Funding and Sponsor Rail

The ARC ecosystem now routes support through GitHub Sponsors:

https://github.com/sponsors/GareBear99

Sponsorship supports the shared professionalization layer across the ARC stack: documentation, release validation, local runtime testing, sponsor-backed templates, custom repository onboarding material, and v3.0 commercialization planning.

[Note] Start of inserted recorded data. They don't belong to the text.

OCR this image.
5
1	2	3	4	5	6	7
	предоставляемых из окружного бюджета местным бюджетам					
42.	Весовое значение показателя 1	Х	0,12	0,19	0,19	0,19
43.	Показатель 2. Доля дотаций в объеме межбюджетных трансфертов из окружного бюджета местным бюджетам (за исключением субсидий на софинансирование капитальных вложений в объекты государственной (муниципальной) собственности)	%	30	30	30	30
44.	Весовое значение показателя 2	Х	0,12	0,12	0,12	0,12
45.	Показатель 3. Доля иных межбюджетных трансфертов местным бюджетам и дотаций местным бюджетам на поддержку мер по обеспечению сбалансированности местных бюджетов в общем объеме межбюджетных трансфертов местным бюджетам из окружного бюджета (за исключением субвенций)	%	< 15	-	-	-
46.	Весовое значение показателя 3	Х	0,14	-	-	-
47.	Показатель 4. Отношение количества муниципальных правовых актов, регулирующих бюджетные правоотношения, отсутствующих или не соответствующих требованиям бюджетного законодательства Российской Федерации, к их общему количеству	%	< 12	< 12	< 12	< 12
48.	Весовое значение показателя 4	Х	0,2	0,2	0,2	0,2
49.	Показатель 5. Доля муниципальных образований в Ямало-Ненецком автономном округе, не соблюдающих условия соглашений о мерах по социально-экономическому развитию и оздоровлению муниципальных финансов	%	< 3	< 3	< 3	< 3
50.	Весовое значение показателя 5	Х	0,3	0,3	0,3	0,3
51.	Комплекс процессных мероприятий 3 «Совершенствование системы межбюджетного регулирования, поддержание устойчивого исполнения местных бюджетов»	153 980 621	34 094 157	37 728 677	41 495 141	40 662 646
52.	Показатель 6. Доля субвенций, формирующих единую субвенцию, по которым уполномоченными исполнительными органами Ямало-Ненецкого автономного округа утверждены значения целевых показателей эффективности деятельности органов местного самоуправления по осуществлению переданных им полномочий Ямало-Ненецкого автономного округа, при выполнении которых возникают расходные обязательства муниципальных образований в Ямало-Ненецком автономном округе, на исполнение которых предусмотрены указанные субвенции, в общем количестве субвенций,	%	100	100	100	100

For the LLMBuilder-specific sponsor package, see:


Quick index

# Repo Role in one line
1 ARC-Core Event / receipt / authority spine — the source-of-truth event graph
2 arc-lucifer-cleanroom-runtime Deterministic local operator kernel — bounded execution with replay
3 arc-cognition-core Model-growth lab — build, benchmark, shape, promote cognition candidates
4 arc-language-module Canonical lexical truth — governed multilingual language backend
5 omnibinary-runtime Binary mirror / runtime ledger — native-first binary intake and execution fabric
6 Arc-RAR Archive / rollback bundles — CLI-first archive manager with native-app control
7 ARC-Neuron-LLMBuilder Governed build loop — canonical pipeline, Gate v2, reflection, absorption

1. ARC-Core

Repo: https://github.com/GareBear99/ARC-Core Role: Event / receipt / authority spine

What it does

ARC-Core is the canonical event-and-receipt engine for the entire ecosystem. Every other repo that needs to prove something happened routes that fact through ARC-Core. It is the authoritative source of truth for:

  • Event graph — every state change across the system, from conversation turns to promotion decisions to archive restores, is modeled as an event with a unique ID and a SHA-256 hash.
  • Receipts — tamper-evident records of what action was taken, when, by which component, and what the before/after state was.
  • Authority gating — who can propose, approve, execute, and attest to changes. ARC-Core decides which agents, services, or users are allowed to produce a given class of event.
  • Proposal/evidence discipline — before an action takes effect, it is proposed as an event with supporting evidence; the evidence lives alongside the proposal in the graph.
  • Case and watchlist structures — the signal-intelligence layer that lets operators organize events into investigations and tracked concerns.

Why it exists

Most AI systems either trust everything or log everything. Neither works at scale. ARC-Core is the middle path: every meaningful state change is a first-class event with a proposal, evidence, an authority, a receipt, and a hash. That makes it possible to reconstruct, audit, and replay any decision the system has ever made.

Concrete capabilities

  • Role-based dependency injection at every sensitive endpoint
  • Risk scoring (confidence × severity × log-capped event count × edge count, with watchlist boost)
  • Geospatial / blueprint / calibration / track / incident event types
  • Proposal → evidence → receipt flow with full SHA-256 lineage
  • Audit report generation

How it integrates with LLMBuilder

Every promotion receipt written by scripts/execution/promote_candidate.py is an ARC-Core-style event: it carries a decision, the inputs, the authority (Gate v2), the evidence (scored outputs), and a SHA-256 identity. Future integrations will co-sign these receipts with an ARC-Core signing key so that any third party can verify that a given promotion really happened in your lab.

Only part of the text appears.